Ao mesmo tempo, vejo que a geração mais jovem é menos focada em bens materiais e mais focada em experiências e equilíbrio de vida. A geração dos boomers, em geral, trabalhou muito e buscou maximizar resultados, sem pensar tanto em work-life balance. A nova geração tende a refletir mais sobre esse equilíbrio, e isso é positivo.

"Famílias brasileiras muito ricas, muitas delas empreendedoras, seguem muito comprometidas em investir no Brasil, porque enxergam muitas oportunidades na economia local"

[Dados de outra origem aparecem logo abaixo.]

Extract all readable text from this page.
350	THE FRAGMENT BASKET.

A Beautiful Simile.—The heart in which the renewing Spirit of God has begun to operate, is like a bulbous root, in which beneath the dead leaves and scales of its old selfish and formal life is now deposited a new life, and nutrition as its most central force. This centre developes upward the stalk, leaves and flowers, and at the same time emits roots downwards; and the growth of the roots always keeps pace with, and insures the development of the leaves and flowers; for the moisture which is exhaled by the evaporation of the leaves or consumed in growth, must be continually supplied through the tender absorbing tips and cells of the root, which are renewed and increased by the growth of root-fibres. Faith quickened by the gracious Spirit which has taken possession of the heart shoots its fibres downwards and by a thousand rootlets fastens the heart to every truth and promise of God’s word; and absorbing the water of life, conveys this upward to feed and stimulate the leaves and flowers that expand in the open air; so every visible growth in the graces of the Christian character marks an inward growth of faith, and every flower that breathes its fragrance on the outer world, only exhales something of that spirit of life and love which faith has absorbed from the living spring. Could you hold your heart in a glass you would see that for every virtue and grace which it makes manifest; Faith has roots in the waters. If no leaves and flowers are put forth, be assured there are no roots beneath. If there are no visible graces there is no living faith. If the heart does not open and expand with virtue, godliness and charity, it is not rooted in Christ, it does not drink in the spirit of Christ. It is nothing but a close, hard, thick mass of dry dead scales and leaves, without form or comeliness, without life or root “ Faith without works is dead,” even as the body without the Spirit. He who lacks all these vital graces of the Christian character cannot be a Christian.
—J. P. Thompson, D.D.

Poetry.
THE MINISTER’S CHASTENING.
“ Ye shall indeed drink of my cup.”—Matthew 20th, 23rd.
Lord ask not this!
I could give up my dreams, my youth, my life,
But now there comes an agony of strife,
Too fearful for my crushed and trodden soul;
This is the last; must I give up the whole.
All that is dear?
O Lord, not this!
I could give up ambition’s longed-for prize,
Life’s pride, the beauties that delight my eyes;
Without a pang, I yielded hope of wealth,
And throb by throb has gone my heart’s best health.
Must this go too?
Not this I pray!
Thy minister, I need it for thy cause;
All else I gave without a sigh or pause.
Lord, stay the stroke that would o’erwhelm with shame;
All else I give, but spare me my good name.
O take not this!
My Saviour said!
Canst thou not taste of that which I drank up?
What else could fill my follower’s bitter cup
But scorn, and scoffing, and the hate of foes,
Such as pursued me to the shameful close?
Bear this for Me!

A indústria também mudou muito com o avanço da transparência fiscal e da cooperação internacional. Como isso afeta o wealth management, inclusive na Suíça?
Hoje, o mundo é transparente. Do ponto de vista de quem está em um banco suíço, a transparência fiscal é uma realidade. E existe uma competição grande entre países, e até dentro de países, por lugares atrativos para viver, não apenas por conforto e segurança, mas também por níveis razoáveis de tributação. Famílias muito ricas são móveis. Elas avaliam critérios e se deslocam. Na Europa, por exemplo, vemos fluxos de pessoas vindas da Bélgica, França e Reino Unido para jurisdições consideradas mais atrativas, como Itália, Dubai e às vezes, Singapura e Suíça.

Isso muda o jeito de fazer gestão patrimonial?
Sim. Se você é só um player doméstico e seu país é muito pesado do ponto de vista fiscal, isso pode ser difícil. Nós temos mais de 25 escritórios no mundo, sendo 19 fora da Suíça, então estamos bem equipados para apoiar famílias que se estabelecem na Ásia, na Suíça, na Itália e em outros lugares. É uma necessidade: o gestor de patrimônio precisa ter expertise local e equipes locais para cuidar dessas famílias quando elas se mudam de um país para outro, e elas tem sido cada vez mais nômades.

Essa é a sua primeira visita ao Brasil. Quais tendências você percebeu no Brasil, nas conversas com famílias?
Destacaria duas coisas que ouvi nos últimos dias. Primeiro: famílias brasileiras muito ricas, muitas delas empreendedoras, seguem muito comprometidas em investir no Brasil, porque enxergam muitas oportunidades na economia local. Mas, ao mesmo tempo, há uma percepção de concentração: patrimônio ainda pouco diversificado. A empresa da família está aqui e todos os investimentos também, o risco é concentrado. Vejo muita busca por diversificação agora. E há um ponto essencial: hoje, em praticamente todo relacionamento com uma família, é indispensável ter um wealth planner. Questões de mobilidade e estruturação patrimonial internacional viraram muito estratégicas, talvez mais que rentabilidade de portfólios.

O Brasil é um dos países onde vocês enxergam maior oportunidade?
É, sim, um país com muita oportunidade. Existe um viés natural de investir no próprio país, porque é onde você se sente mais confortável: investe no que entende, no que conhece. Para um suíço, por exemplo, o mercado interno é pequeno e sair para o mundo é mais natural. Já no Brasil há de fato tantas oportunidades que é mais desafiador dizer “vou alocar na Ásia, na Europa, nos Estados Unidos”. Mas é questão de tempo. Agora é o momento de pensar mais globalmente, mesmo sendo um país grande.